Шимпанзе достать очень трудно. Зоопарки берут за прокат сто долларов в вечер. Но им удалось достать одну бесплатно — у какого-то чудака в Нью-Джерси. Выступали в театре на 57-й улице, как раз напротив «Карнеги-холла». Шарлотта была одета в газовую «насквозьку», Пайк в костюм для подводного плавания, на Джиме Тонни были меховые трусы, на шимпанзе — голубая юбочка и теннисные кеды. Всё шло хорошо. Вдруг встает кто-то из публики, выходит на сцену и — бац! — защелкивает наручники на руках Пайка, который сидел за роялем.
— Вначале я испугалась, — увлеченно рассказывала Шарлотта, задыхаясь от быстрой ходьбы. — Думала — снова арест. Но потом оказалось, что это просто реакция зрителя. Мы воздействовали на его чувство! Понимаете? Ему захотелось соучаствовать. В искусстве это самое высокое достижение, когда зритель не только сопереживает, но и соучаствует! Правда.
В магазине военных излишков на 42-й улице страдающий насмороком старик продавец в женской вязаной кофте, ничуть не удивившись, вывалил перед Шарлоттой два десятка солдатских касок. Она выбрала одну, меньше других исцарапанную, справилась с ремешком под подбородком, повертелась перед зеркалом и объявила — это то, что нужно. Винтовку решила не покупать — дорого.

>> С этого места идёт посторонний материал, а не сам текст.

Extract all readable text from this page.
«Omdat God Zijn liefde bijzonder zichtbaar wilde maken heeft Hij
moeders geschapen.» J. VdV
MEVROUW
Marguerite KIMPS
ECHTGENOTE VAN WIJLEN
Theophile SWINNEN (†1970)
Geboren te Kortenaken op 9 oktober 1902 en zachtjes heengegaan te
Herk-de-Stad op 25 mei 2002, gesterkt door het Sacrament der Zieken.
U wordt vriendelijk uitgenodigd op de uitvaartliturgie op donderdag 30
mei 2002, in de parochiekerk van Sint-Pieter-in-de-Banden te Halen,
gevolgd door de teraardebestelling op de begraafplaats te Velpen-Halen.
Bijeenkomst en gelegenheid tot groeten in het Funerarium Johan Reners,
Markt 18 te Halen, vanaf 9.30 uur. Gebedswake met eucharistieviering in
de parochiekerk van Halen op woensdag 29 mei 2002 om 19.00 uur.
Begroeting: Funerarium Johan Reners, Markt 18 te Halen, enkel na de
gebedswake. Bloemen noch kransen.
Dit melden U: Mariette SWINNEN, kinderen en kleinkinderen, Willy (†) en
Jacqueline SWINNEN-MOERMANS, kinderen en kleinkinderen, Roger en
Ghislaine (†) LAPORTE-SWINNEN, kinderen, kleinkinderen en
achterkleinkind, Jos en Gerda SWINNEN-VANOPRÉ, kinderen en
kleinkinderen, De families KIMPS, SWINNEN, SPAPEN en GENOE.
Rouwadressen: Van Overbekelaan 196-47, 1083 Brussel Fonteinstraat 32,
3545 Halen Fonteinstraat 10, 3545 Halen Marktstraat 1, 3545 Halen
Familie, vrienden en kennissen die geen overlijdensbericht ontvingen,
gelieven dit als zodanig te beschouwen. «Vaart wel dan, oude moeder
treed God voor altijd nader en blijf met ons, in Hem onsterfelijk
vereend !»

Я донёс холодную каску до теплого заведения Джима и Энди. Стаканы с недопитым пивом стояли на месте. Народу в заведении прибавилось — близился театральный час. Столик бармена был усыпан обрезками бумаги. С Шарлоттой здоровались многие. Я спросил, как относятся к ней приятели-музыканты.
— Большинство — с юмором, — ответила Шарлотта беззаботно. — Не принимают меня всерьёз. А некоторые завидуют. Вот, говорят, нашла свою собственную дорогу, известна на весь мир.
Мне не хотелось обижать ее, и я спросил как можно мягче:
— Вы действительно уверены, что нашли?
Она то ли не услышала вопроса, то ли не захотела услышать. Вытащила из своего баула ворох фотографий, принялась показывать мне и комментировать.
— Этот номер я очень любила. Мы играем с Пайком традиционную музыку. Потом залезаем в бочку с водой. Вылезаем мокрые и снова играем. Это стало уже классикой авангардизма. После нас многие залезали в бочку, но мы были первыми. Мы с Пайком всегда все делали первыми. Не знаю, что будет с другими, но Пайк останется в веках. Когда-нибудь люди его признают.
— А я слышал, что Джон Кэйдж в Венеции во время исполнения, Сен-Санса прыгал в Гранд-канал.
Она посмотрела на меня чистыми глазами:
— Верно, прыгал. Но согласитесь, что канал — это всё-таки не бочка.
Я согласился. Действительно, в конце концов в каналы прыгают многие, не одни авангардисты. Она показала мне еще одну фотографию.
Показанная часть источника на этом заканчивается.